MINNEAPOLIS — A couple for 11 years already, Jeff Isaacson and Al Giraud of Minneapolis were first in line Thursday morning to receive a Hennepin County marriage license under Minnesota’s new law allowing gay couples to wed.
“We are already married in our own minds, and the minds of our families,” said Isaacson, 48, a bank analyst. “But that state recognition is going to be huge. We don’t have to worry about extra legal hoops to go through to take care of each other, or even something so mundane as filing taxes together. It’s a huge step.”
Minnesota is the first Midwestern state to legalize gay marriage by legislative vote, and the third nationwide in recent weeks, joining Rhode Island and Delaware. The Legislature’s vote in May came a little more than six months after voters defeated an amendment that would have banned gay marriage in the state constitution.
Three large Minnesota counties became the first on Thursday to issue the new licenses, and about half a dozen couples passed through the basement service center of the Hennepin County Government Center in the hour after it opened at 7:30 a.m.
A recent analysis by the state Department of Management and Budget estimated that 5,000 Minnesota gay couples would get married under the first year of the new law.
The weddings can start taking place beginning Aug. 1.
Isaacson and Giraud, a 41-year old corporate trainer, said they hoped to get married right after midnight on the day it becomes legal. Minneapolis Mayor R.T. Rybak has said he would start performing weddings at that moment. The two men said they would hold a small reception for friends and families later in the fall.
Isaacson and Giraud said it went without saying that they’d get married when the Minnesota Legislature legalized gay marriage last month. Still, they admitted it’s been an adjustment as they navigate an institution long denied to them.
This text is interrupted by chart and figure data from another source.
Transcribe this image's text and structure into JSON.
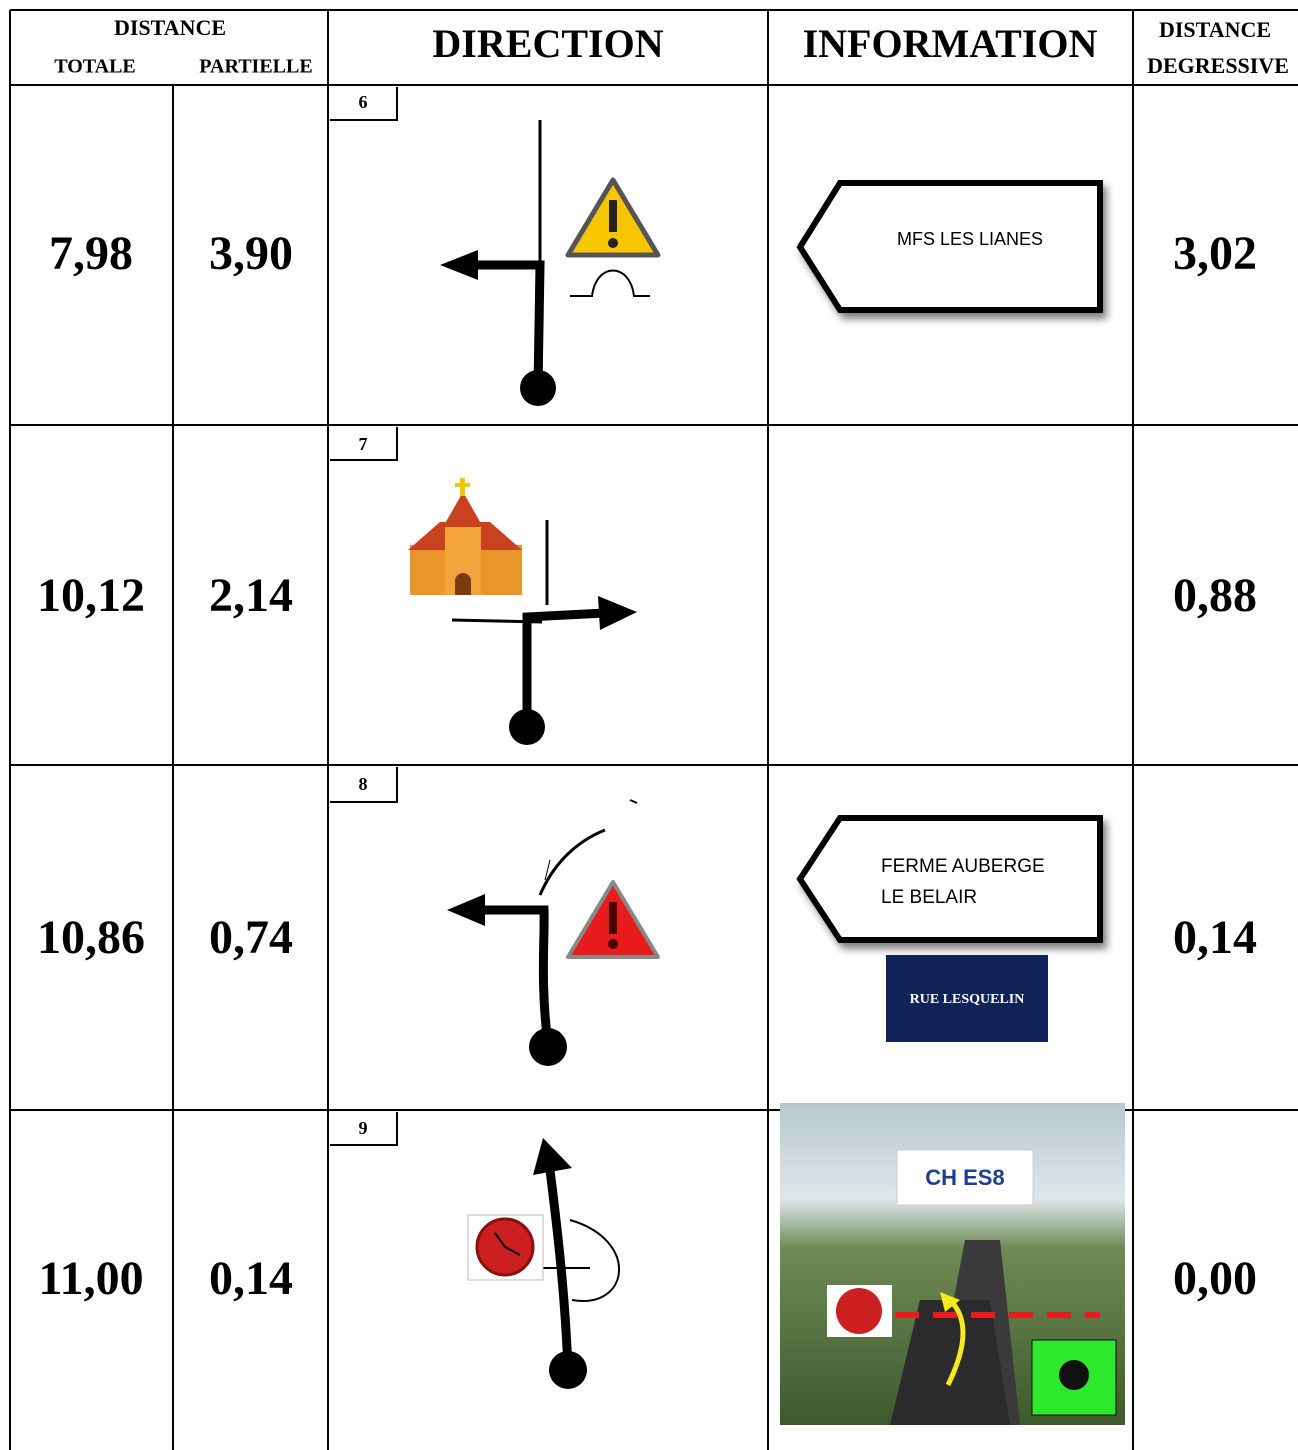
{
  "header": {
    "distance": "DISTANCE",
    "totale": "TOTALE",
    "partielle": "PARTIELLE",
    "direction": "DIRECTION",
    "information": "INFORMATION",
    "distance_degressive": "DISTANCE",
    "degressive": "DEGRESSIVE"
  },
  "rows": [
    {
      "totale": "7,98",
      "partielle": "3,90",
      "step": "6",
      "info": [
        "MFS LES LIANES"
      ],
      "degressive": "3,02"
    },
    {
      "totale": "10,12",
      "partielle": "2,14",
      "step": "7",
      "info": [],
      "degressive": "0,88"
    },
    {
      "totale": "10,86",
      "partielle": "0,74",
      "step": "8",
      "info": [
        "FERME AUBERGE",
        "LE BELAIR",
        "RUE LESQUELIN"
      ],
      "degressive": "0,14"
    },
    {
      "totale": "11,00",
      "partielle": "0,14",
      "step": "9",
      "info": [
        "CH ES8"
      ],
      "degressive": "0,00"
    }
  ]
}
“We just changed our Facebook status to ‘engaged.’ It had been ‘in a relationship,'” Giraud said. Isaacson added: “We’re used to referring to each other as our ‘partner’ so we’re going to have to get used to ‘husband.'”
New marriage licenses were available Thursday morning at service centers in Hennepin, Ramsey and Washington counties, all in the Minneapolis-St. Paul area. Officials in other counties have said their new licenses might not be ready until later in July.